Where are we now? The Newborn Genomes Programme
As we continue to learn more about the role of genomics in rare conditions and cancers, we have a pivotal opportunity to research the potential of genomics to identify conditions even before they present.
Genomics England’s Newborn Genomes Programme will involve a research study embedded in, and run in partnership with, the NHS. It aims to explore the possibilities of genome sequencing in newborns to identify a wider range of rare genetic conditions that could be treated in early childhood, and contribute to research about genomics and health.
We have been engaging with parents, people with experience of a rare condition, healthcare professionals, researchers and members of the public to explore the ethical, scientific and practical questions raised by this programme. Importantly, we must ensure that parents are provided with accessible information and guidance to decide whether to take part, and that support including genetic counselling is available to families after receiving a result.
We’ve been able to draw on our experience with the 100,000 Genomes Project and NHS Genomic Medicine Service, as well as other initiatives, to consider how best to deliver this study and gather crucial evidence to inform future decisions.
Evolving the profession in the era of genomic medicine
Genomics is becoming part of routine clinical care and research at an unstoppable rate. This provides vital space for the genetic counselling profession to grow and explore opportunities at the novel and complex end of genomics.
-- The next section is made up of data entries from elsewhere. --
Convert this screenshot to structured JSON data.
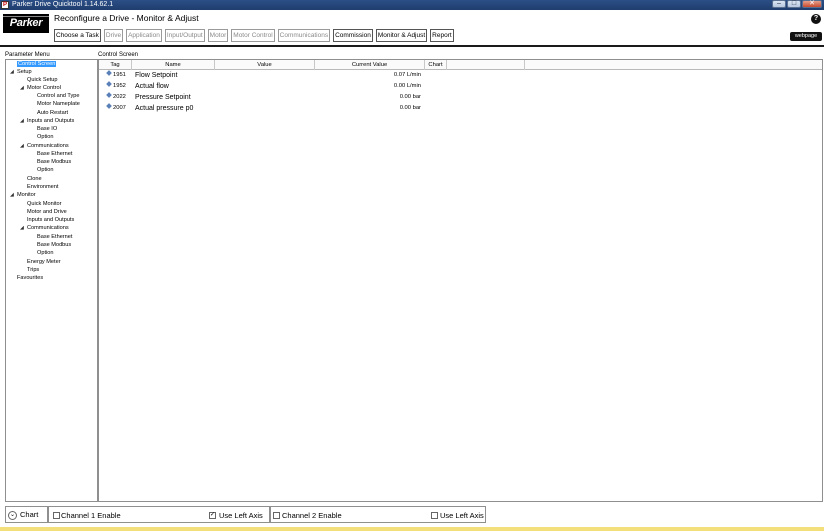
{
  "window": {
    "title": "Parker Drive Quicktool 1.14.62.1",
    "controls": [
      "–",
      "□",
      "✕"
    ]
  },
  "header": {
    "logo_text": "Parker",
    "title": "Reconfigure a Drive - Monitor & Adjust",
    "help": "?",
    "webpage_label": "webpage"
  },
  "tabs": [
    {
      "label": "Choose a Task",
      "enabled": true
    },
    {
      "label": "Drive",
      "enabled": false
    },
    {
      "label": "Application",
      "enabled": false
    },
    {
      "label": "Input/Output",
      "enabled": false
    },
    {
      "label": "Motor",
      "enabled": false
    },
    {
      "label": "Motor Control",
      "enabled": false
    },
    {
      "label": "Communications",
      "enabled": false
    },
    {
      "label": "Commission",
      "enabled": true
    },
    {
      "label": "Monitor & Adjust",
      "enabled": true
    },
    {
      "label": "Report",
      "enabled": true
    }
  ],
  "left_panel": {
    "label": "Parameter Menu",
    "tree": [
      {
        "label": "Control Screen",
        "level": 1,
        "selected": true
      },
      {
        "label": "Setup",
        "level": 1,
        "expanded": true
      },
      {
        "label": "Quick Setup",
        "level": 2
      },
      {
        "label": "Motor Control",
        "level": 2,
        "expanded": true
      },
      {
        "label": "Control and Type",
        "level": 3
      },
      {
        "label": "Motor Nameplate",
        "level": 3
      },
      {
        "label": "Auto Restart",
        "level": 3
      },
      {
        "label": "Inputs and Outputs",
        "level": 2,
        "expanded": true
      },
      {
        "label": "Base IO",
        "level": 3
      },
      {
        "label": "Option",
        "level": 3
      },
      {
        "label": "Communications",
        "level": 2,
        "expanded": true
      },
      {
        "label": "Base Ethernet",
        "level": 3
      },
      {
        "label": "Base Modbus",
        "level": 3
      },
      {
        "label": "Option",
        "level": 3
      },
      {
        "label": "Clone",
        "level": 2
      },
      {
        "label": "Environment",
        "level": 2
      },
      {
        "label": "Monitor",
        "level": 1,
        "expanded": true
      },
      {
        "label": "Quick Monitor",
        "level": 2
      },
      {
        "label": "Motor and Drive",
        "level": 2
      },
      {
        "label": "Inputs and Outputs",
        "level": 2
      },
      {
        "label": "Communications",
        "level": 2,
        "expanded": true
      },
      {
        "label": "Base Ethernet",
        "level": 3
      },
      {
        "label": "Base Modbus",
        "level": 3
      },
      {
        "label": "Option",
        "level": 3
      },
      {
        "label": "Energy Meter",
        "level": 2
      },
      {
        "label": "Trips",
        "level": 2
      },
      {
        "label": "Favourites",
        "level": 1
      }
    ]
  },
  "control_screen": {
    "label": "Control Screen",
    "columns": [
      "Tag",
      "Name",
      "Value",
      "Current Value",
      "Chart"
    ],
    "rows": [
      {
        "tag": "1951",
        "name": "Flow Setpoint",
        "value": "",
        "current": "0.07 L/min"
      },
      {
        "tag": "1952",
        "name": "Actual flow",
        "value": "",
        "current": "0.00 L/min"
      },
      {
        "tag": "2022",
        "name": "Pressure Setpoint",
        "value": "",
        "current": "0.00 bar"
      },
      {
        "tag": "2007",
        "name": "Actual pressure p0",
        "value": "",
        "current": "0.00 bar"
      }
    ]
  },
  "bottom_bar": {
    "chart_label": "Chart",
    "toggle_glyph": "⌄",
    "channel1_label": "Channel 1 Enable",
    "channel1_checked": false,
    "left_axis1_label": "Use Left Axis",
    "left_axis1_checked": true,
    "channel2_label": "Channel 2 Enable",
    "channel2_checked": false,
    "left_axis2_label": "Use Left Axis",
    "left_axis2_checked": false
  }
}
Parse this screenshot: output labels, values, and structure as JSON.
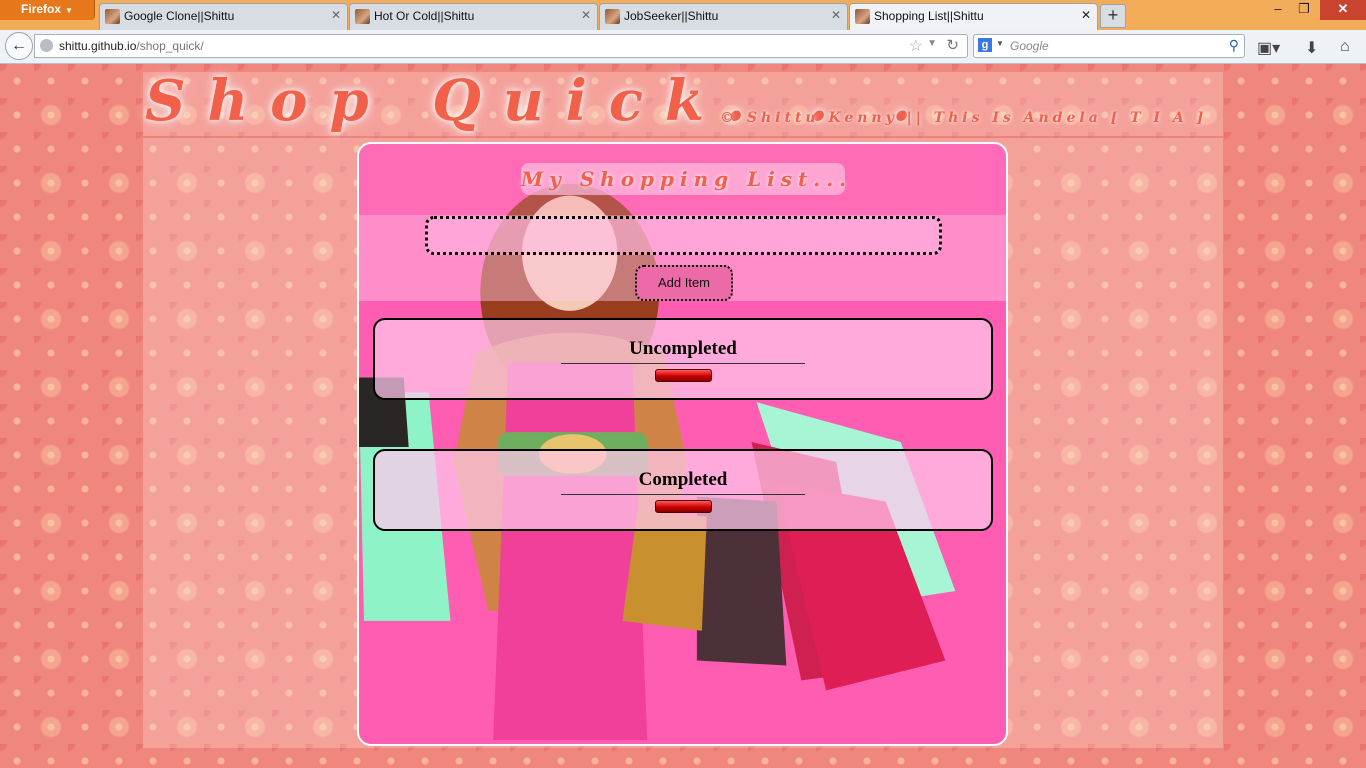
{
  "browser": {
    "menu_button": "Firefox",
    "tabs": [
      {
        "title": "Google Clone||Shittu",
        "active": false
      },
      {
        "title": "Hot Or Cold||Shittu",
        "active": false
      },
      {
        "title": "JobSeeker||Shittu",
        "active": false
      },
      {
        "title": "Shopping List||Shittu",
        "active": true
      }
    ],
    "url_host": "shittu.github.io",
    "url_path": "/shop_quick/",
    "search_placeholder": "Google"
  },
  "page": {
    "site_title": "Shop Quick. . .",
    "credit": "© Shittu Kenny || This Is Andela [ T I A ]",
    "list_heading": "My Shopping List...",
    "item_input_value": "",
    "add_button": "Add Item",
    "groups": [
      {
        "label": "Uncompleted"
      },
      {
        "label": "Completed"
      }
    ]
  },
  "colors": {
    "accent_title": "#f0604a",
    "panel_bg": "#ff5db1",
    "add_button": "#ec6aa8",
    "toggle_button": "#c80000",
    "firefox_orange": "#e6781b"
  }
}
A wide range of healthcare professionals are taking on responsibilities to facilitate consent to genomic testing or communicate genomic results, requiring education and training. Digital tools are increasingly available to give information in innovative ways. Targeted treatments and gene therapies have the potential to dramatically change the experiences of people living with rare conditions or cancer. And using genomics to predict health risks can help people to be proactive, as well as create uncertainties for the future.
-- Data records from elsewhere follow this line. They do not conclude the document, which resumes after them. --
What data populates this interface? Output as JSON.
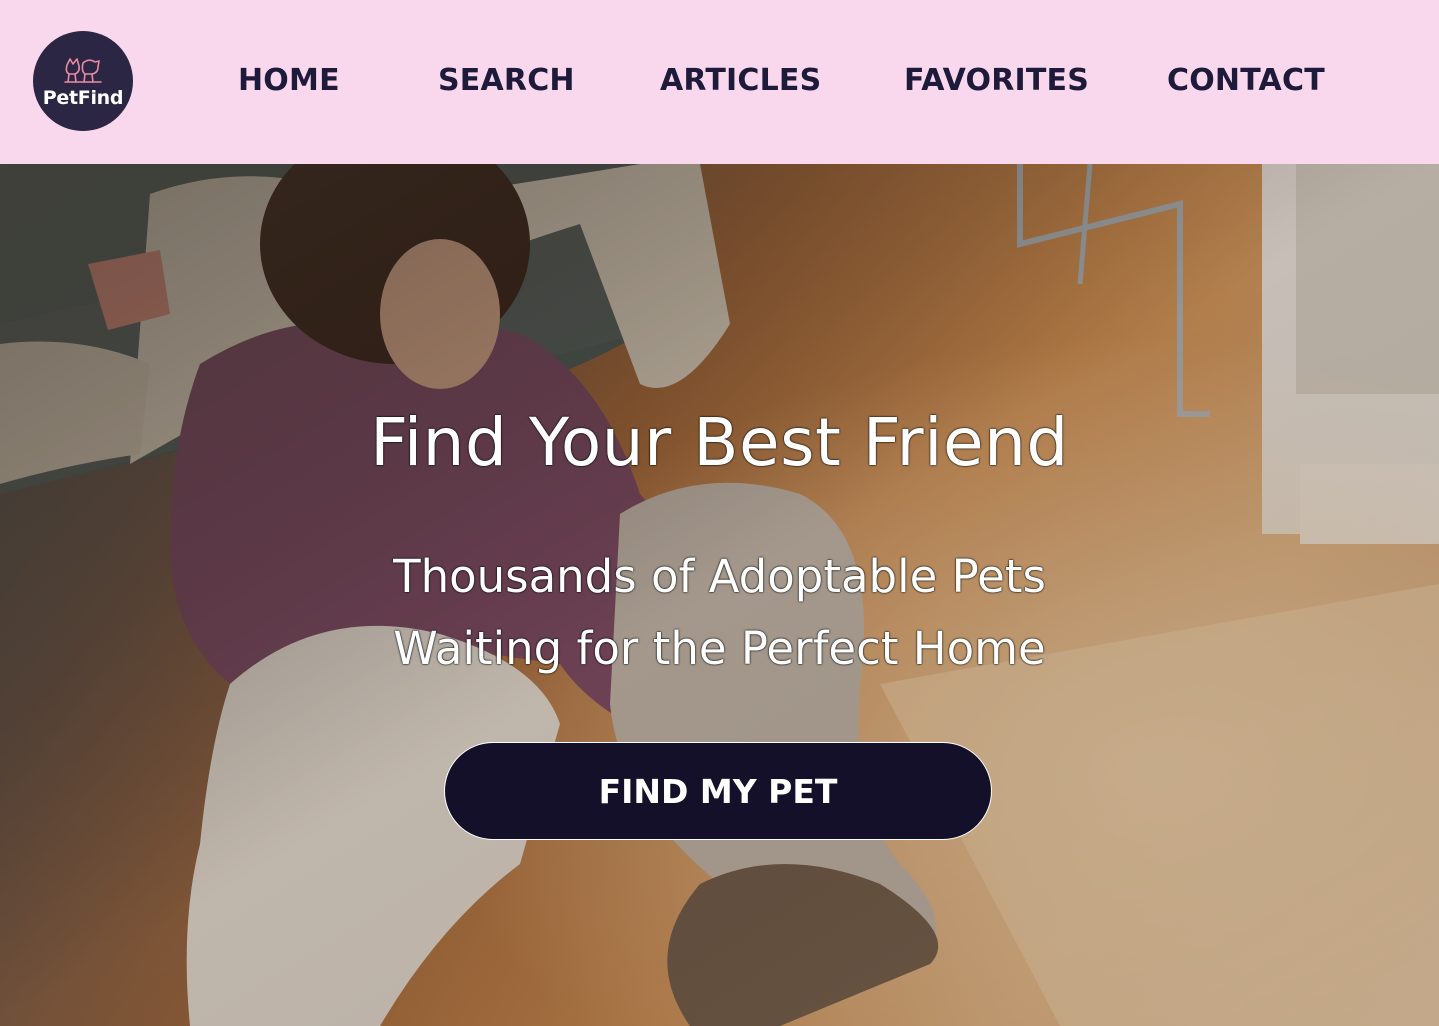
{
  "brand": {
    "name": "PetFind",
    "logo_icon": "cat-dog-icon",
    "background": "#2b2644"
  },
  "nav": {
    "items": [
      {
        "label": "HOME"
      },
      {
        "label": "SEARCH"
      },
      {
        "label": "ARTICLES"
      },
      {
        "label": "FAVORITES"
      },
      {
        "label": "CONTACT"
      }
    ],
    "background": "#f9d8ee",
    "text_color": "#1d1a3a"
  },
  "hero": {
    "title": "Find Your Best Friend",
    "subtitle_line1": "Thousands of Adoptable Pets",
    "subtitle_line2": "Waiting for the Perfect Home",
    "cta_label": "FIND MY PET",
    "cta_color": "#141029"
  }
}
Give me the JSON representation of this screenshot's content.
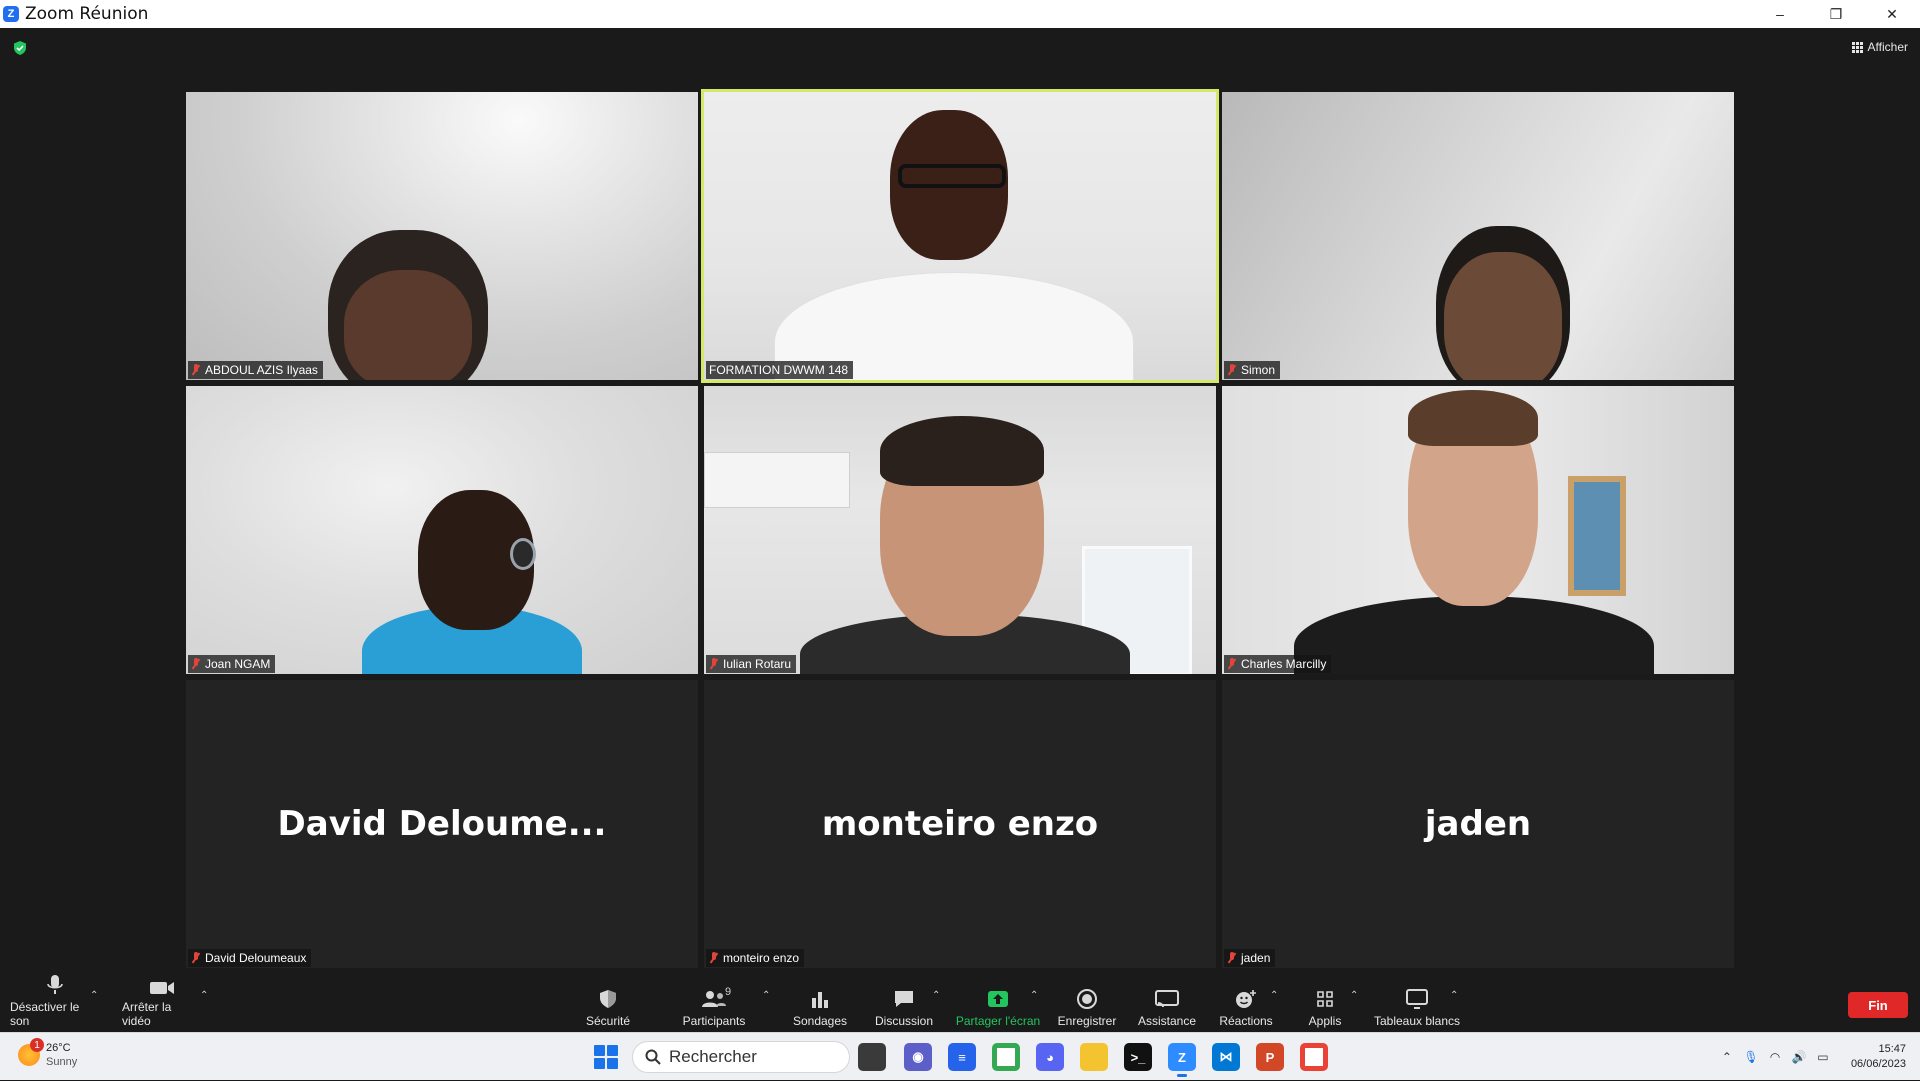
{
  "window": {
    "title": "Zoom Réunion",
    "minimize": "–",
    "restore": "❐",
    "close": "✕"
  },
  "meeting": {
    "view_label": "Afficher",
    "participants": [
      {
        "name": "ABDOUL AZIS Ilyaas",
        "muted": true,
        "video": true
      },
      {
        "name": "FORMATION DWWM 148",
        "muted": false,
        "video": true,
        "active_speaker": true
      },
      {
        "name": "Simon",
        "muted": true,
        "video": true
      },
      {
        "name": "Joan NGAM",
        "muted": true,
        "video": true
      },
      {
        "name": "Iulian Rotaru",
        "muted": true,
        "video": true
      },
      {
        "name": "Charles Marcilly",
        "muted": true,
        "video": true
      },
      {
        "name": "David Deloumeaux",
        "display_name": "David  Deloume...",
        "muted": true,
        "video": false
      },
      {
        "name": "monteiro enzo",
        "display_name": "monteiro enzo",
        "muted": true,
        "video": false
      },
      {
        "name": "jaden",
        "display_name": "jaden",
        "muted": true,
        "video": false
      }
    ]
  },
  "toolbar": {
    "mute": "Désactiver le son",
    "video": "Arrêter la vidéo",
    "security": "Sécurité",
    "participants": "Participants",
    "participants_count": "9",
    "polls": "Sondages",
    "chat": "Discussion",
    "share": "Partager l'écran",
    "record": "Enregistrer",
    "assist": "Assistance",
    "reactions": "Réactions",
    "apps": "Applis",
    "whiteboards": "Tableaux blancs",
    "end": "Fin"
  },
  "taskbar": {
    "weather_temp": "26°C",
    "weather_cond": "Sunny",
    "weather_badge": "1",
    "search_placeholder": "Rechercher",
    "time": "15:47",
    "date": "06/06/2023"
  },
  "colors": {
    "active_border": "#d6e86a",
    "share_green": "#22c55e",
    "end_red": "#e02828",
    "muted_red": "#e0443a"
  }
}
It’s important that genetic counsellors continue to work closely with their nursing, midwifery, medical, scientist and other professional colleagues to navigate these changes.
New technologies bring ethical issues that can’t be ignored – whether and how they should be used, how they can be equitably accessed – the answers are never straightforward. And the ‘counselling’ element of the role remains integral to addressing the emotional and psychological impacts of genomics.
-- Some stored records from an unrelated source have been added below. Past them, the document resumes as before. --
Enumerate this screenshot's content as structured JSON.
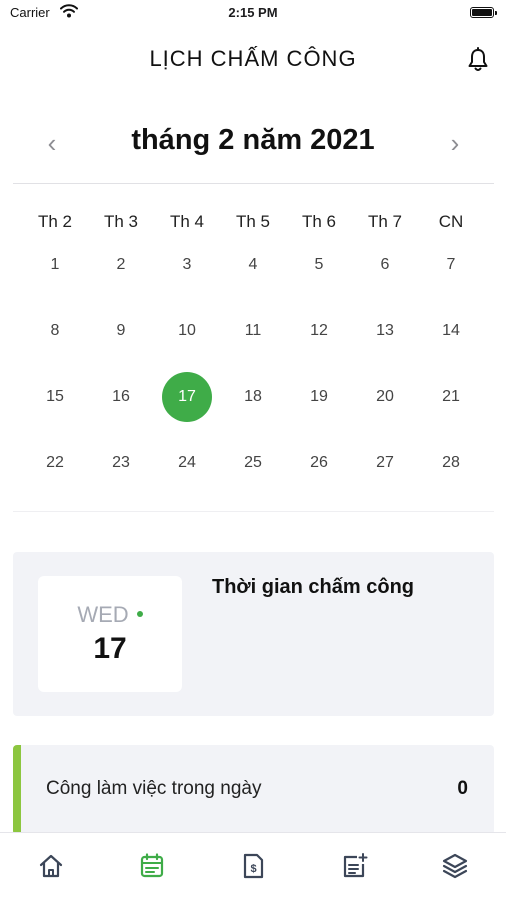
{
  "status_bar": {
    "carrier": "Carrier",
    "time": "2:15 PM",
    "wifi_icon": "wifi-icon",
    "battery_icon": "battery-icon"
  },
  "header": {
    "title": "LỊCH CHẤM CÔNG",
    "bell_icon": "bell-icon"
  },
  "calendar": {
    "month_label": "tháng 2 năm 2021",
    "prev_icon": "‹",
    "next_icon": "›",
    "weekdays": [
      "Th 2",
      "Th 3",
      "Th 4",
      "Th 5",
      "Th 6",
      "Th 7",
      "CN"
    ],
    "weeks": [
      [
        "1",
        "2",
        "3",
        "4",
        "5",
        "6",
        "7"
      ],
      [
        "8",
        "9",
        "10",
        "11",
        "12",
        "13",
        "14"
      ],
      [
        "15",
        "16",
        "17",
        "18",
        "19",
        "20",
        "21"
      ],
      [
        "22",
        "23",
        "24",
        "25",
        "26",
        "27",
        "28"
      ]
    ],
    "selected_day": "17",
    "accent_color": "#3fac48"
  },
  "attendance": {
    "weekday_code": "WED",
    "day": "17",
    "title": "Thời gian chấm công"
  },
  "work": {
    "label": "Công làm việc trong ngày",
    "value": "0",
    "accent_color": "#8cc63f"
  },
  "tab_bar": {
    "tabs": [
      {
        "icon": "home-icon",
        "active": false
      },
      {
        "icon": "calendar-icon",
        "active": true
      },
      {
        "icon": "document-icon",
        "active": false
      },
      {
        "icon": "add-note-icon",
        "active": false
      },
      {
        "icon": "layers-icon",
        "active": false
      }
    ],
    "active_color": "#3fac48",
    "inactive_color": "#3c4658"
  }
}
Genomics cannot exist as a technology in isolation. To truly have an impact on health or promote behaviour change, input from skilled healthcare professionals like genetic counsellors is essential.
The next 10 years will continue to bring exciting challenges and opportunities as we consider how to use genomics effectively for the benefit of patients, research participants, researchers, and health care systems.
As we look forward, Genomics England is in a prime position to work with others and continue to change the genomics landscape.
About the author
Amanda Pichini is Clinical Lead for Genetic Counselling at Genomics England. She provides clinical expertise and leadership across several teams and services, particularly with the Newborn Genomes Programme.
Amanda received her Master of Science in Genetic Counselling from the University of Toronto, and previously worked in Toronto and Bristol providing clinical genetic counselling to patients and families with a wide range of conditions.
She was involved in delivering the 100,000 Genomes Project and led the development of pathways to mainstream genomic tests into a variety of specialties. Amanda has also published a number of competency frameworks and resources, providing support to healthcare professionals to facilitate genomic tests and deliver family-centred care.